Graver sat in the car in the shade of one of several hangars flanking the runway where Redden had just touched down. Bayfield, he observed, was one of those airstrips that looked like it had been built during the 1940s to serve what had then been a remote naval station or some other wartime installation and then had been quickly superseded after the war by better installations that grew up nearer the expanding city of Houston. But somehow Bayfield did not die. One by one the four Quonset huts were replaced by corrugated tin hangars that quickly looked as old as the huts they replaced. A variety of men hangared a variety of planes there off and on over the years, and a pilot manque who wore glasses with Coke bottle lenses ran the “tower,” a two-room, cinder-block building with a radio and a picture window facing the strip. There were always a couple of guys hanging around working on old engines and to drive the fuel truck if someone dropped in and wanted to top off. Bayfield was almost deserted, but at the same time it was not unusual to see fancy planes parked there from time to time. They came and went. Nobody paid much attention.

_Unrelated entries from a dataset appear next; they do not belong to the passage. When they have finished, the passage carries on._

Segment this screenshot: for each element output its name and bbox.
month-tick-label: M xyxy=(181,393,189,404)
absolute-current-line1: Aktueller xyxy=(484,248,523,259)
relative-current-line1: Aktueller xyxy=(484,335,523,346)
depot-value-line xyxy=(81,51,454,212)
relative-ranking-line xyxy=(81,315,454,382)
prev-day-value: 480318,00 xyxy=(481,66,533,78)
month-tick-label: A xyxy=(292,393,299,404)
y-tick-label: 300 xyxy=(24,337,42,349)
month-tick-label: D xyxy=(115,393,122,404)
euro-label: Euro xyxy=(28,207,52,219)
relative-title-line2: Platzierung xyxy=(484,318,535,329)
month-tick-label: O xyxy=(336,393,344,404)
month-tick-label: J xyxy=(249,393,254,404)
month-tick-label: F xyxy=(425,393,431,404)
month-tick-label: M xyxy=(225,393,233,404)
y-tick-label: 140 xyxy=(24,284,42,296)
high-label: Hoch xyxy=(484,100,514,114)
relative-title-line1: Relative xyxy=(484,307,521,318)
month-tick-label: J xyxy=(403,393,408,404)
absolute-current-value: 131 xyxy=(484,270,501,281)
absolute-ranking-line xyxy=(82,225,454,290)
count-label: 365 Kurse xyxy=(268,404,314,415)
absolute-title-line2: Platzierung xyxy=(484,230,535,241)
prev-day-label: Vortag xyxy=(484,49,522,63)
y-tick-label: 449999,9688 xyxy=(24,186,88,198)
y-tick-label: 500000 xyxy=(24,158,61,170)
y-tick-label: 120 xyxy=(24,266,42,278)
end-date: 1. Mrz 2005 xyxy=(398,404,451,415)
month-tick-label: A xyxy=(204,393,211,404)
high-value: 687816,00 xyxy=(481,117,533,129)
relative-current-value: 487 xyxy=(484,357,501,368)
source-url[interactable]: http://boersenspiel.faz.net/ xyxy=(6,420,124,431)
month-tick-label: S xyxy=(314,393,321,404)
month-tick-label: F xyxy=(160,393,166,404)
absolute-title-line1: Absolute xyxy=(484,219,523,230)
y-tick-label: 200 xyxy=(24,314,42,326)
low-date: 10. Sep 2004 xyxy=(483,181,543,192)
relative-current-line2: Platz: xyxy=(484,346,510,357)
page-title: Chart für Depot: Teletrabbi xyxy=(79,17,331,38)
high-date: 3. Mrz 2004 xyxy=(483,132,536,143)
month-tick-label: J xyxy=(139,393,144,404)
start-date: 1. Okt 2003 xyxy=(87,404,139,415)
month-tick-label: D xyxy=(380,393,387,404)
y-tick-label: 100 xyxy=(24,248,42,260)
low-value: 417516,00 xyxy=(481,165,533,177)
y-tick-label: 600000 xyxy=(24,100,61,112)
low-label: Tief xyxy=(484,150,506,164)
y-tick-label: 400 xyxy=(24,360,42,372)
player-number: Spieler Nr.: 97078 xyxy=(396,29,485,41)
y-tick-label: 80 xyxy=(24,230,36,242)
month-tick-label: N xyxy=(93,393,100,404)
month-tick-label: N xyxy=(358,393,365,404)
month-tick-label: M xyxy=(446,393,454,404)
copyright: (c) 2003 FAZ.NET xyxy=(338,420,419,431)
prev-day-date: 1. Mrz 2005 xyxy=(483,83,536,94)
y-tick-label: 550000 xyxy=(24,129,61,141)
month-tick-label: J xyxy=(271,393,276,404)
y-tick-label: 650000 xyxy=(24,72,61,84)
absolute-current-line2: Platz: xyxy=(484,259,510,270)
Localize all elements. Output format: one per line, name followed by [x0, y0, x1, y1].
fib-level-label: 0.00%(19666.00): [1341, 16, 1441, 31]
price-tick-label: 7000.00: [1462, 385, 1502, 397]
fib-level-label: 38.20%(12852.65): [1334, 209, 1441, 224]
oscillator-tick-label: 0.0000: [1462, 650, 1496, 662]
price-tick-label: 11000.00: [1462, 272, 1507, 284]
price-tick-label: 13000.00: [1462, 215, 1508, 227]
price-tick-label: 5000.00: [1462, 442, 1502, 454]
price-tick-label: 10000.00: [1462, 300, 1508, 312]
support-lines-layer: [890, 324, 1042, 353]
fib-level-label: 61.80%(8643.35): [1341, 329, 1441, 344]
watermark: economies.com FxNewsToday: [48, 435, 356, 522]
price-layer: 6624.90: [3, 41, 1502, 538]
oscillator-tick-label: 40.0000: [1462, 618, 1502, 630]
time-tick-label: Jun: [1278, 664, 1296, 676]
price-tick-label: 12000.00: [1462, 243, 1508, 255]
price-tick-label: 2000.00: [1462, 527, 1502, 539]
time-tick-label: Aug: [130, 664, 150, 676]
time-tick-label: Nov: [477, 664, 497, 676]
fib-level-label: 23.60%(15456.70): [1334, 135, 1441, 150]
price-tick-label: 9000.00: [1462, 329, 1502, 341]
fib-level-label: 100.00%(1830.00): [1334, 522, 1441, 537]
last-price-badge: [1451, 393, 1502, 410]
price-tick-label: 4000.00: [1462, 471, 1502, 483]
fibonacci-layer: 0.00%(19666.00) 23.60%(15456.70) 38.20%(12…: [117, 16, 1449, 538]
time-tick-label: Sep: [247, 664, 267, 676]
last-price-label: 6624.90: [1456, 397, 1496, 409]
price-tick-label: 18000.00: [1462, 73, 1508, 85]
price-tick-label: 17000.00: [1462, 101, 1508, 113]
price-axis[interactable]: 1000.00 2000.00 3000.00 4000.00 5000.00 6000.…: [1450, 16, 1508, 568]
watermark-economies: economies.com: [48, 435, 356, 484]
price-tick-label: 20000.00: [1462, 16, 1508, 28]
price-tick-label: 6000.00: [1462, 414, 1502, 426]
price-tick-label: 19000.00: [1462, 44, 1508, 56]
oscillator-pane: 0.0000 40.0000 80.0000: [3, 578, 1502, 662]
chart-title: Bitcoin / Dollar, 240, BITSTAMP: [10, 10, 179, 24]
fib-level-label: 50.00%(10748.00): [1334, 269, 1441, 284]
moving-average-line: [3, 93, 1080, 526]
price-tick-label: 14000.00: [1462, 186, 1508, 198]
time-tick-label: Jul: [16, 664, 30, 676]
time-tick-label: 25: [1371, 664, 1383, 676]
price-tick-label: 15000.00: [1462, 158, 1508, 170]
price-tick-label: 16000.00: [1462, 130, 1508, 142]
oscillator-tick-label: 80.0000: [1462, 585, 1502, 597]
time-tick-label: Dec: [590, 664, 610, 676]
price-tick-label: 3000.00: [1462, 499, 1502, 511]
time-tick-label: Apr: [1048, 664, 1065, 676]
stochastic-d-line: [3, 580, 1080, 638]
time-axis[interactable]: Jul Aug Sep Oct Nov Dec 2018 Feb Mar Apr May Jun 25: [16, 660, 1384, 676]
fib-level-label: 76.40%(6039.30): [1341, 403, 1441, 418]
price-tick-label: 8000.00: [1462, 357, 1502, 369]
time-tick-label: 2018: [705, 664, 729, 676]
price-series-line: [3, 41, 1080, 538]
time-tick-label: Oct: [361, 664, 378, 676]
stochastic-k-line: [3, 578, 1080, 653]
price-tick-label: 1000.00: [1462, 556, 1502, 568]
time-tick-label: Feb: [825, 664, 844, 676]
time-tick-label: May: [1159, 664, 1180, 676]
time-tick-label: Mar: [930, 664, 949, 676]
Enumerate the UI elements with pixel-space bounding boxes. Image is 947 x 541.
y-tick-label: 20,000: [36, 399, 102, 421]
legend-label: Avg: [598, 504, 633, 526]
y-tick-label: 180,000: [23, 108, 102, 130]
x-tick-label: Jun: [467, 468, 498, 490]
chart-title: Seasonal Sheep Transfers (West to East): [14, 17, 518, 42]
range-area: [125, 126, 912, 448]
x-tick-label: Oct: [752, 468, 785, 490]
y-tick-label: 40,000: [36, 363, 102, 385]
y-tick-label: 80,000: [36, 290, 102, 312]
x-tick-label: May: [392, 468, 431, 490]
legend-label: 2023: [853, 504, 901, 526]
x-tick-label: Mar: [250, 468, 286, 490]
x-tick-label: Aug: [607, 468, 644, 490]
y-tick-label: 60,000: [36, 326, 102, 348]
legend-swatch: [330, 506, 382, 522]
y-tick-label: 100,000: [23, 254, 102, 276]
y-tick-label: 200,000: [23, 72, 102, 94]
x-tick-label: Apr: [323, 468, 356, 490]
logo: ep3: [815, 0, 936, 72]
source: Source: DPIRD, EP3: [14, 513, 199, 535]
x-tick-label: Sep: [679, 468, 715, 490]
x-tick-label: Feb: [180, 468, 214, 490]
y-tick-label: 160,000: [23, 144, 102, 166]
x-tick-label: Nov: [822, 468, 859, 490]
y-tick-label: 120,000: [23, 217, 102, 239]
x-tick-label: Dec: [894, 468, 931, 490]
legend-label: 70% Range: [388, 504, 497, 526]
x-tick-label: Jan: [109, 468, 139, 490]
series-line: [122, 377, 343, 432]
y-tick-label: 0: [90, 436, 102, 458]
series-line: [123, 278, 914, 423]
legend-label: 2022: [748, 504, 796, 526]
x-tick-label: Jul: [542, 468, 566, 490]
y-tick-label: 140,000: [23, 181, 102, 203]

Graver watched Ledet fifty yards away ease the Alfa Romeo along the skirt of the tarmac and stop at the opened doors of the hangar where Redden kept the Pilatus. Inside the hangar, Neuman was backed against the wall, watching Ledet only seventy-five feet away. A hundred and thirty yards away, inside the main hangar where Graver had already presented his credentials and impressed upon the four employees there the importance of cooperation and silence, Remberto and Murray were slipping into the bright orange overalls of the two airport mechanics who normally drove the small tanker truck. Remberto kept his eyes on another employee who was on the other side of a glass wall wearing headphones. The man gave Remberto a thumbs-up.
“There it is,” Remberto said, zipping up the coveralls. “He just radioed for the fuel truck.”
Using his handset, Murray relayed this to Graver as Neuman listened in, and then the two men climbed into the high-seated fuel truck, Murray behind the wheel, and pulled out of the shade of the hangar. Behind them, well back from the door, a clutch of men-the two tanker drivers, a mechanic, and the dispatcher-watched the unfolding scenario as though it was a spectator event with more than a hint of serious danger about it.
The sun glinted off the Pilatus as Redden turned at the end of the runway and began taxiing back toward the hangar, halfway up the tarmac.
Wearing sunglasses, Ledet got out of the Alfa and leaned back against its front fender and watched as Redden approached at a ninety-degree angle from the hangar and then twitched the flaps to swing the plane around so that it was headed straight into the open doors. He taxied the Pilatus almost to the door, the whine of the turboprop growing louder inside the hangar as it drew near, the powerful engine reverberating against the corrugated sheet metal walls. Then he cut the engine, and the turbo began its long whining wind-down.
Peering through a crack in the seams of the sheet metal, Neuman watched as Redden, his face unemotional behind dark aviator sunglasses, began gathering together miscellany from the cockpit, getting ready to open the door. Neuman shifted his eyes to Ledet who stood up from the car but didn’t move away from it, while on the other side of him, behind the plane, the tanker truck advanced on the plane.
Neuman could see Redden crawling out of his cockpit seat into the center aisle, and then the full door behind the cockpit levered out and slid back against the body of the plane.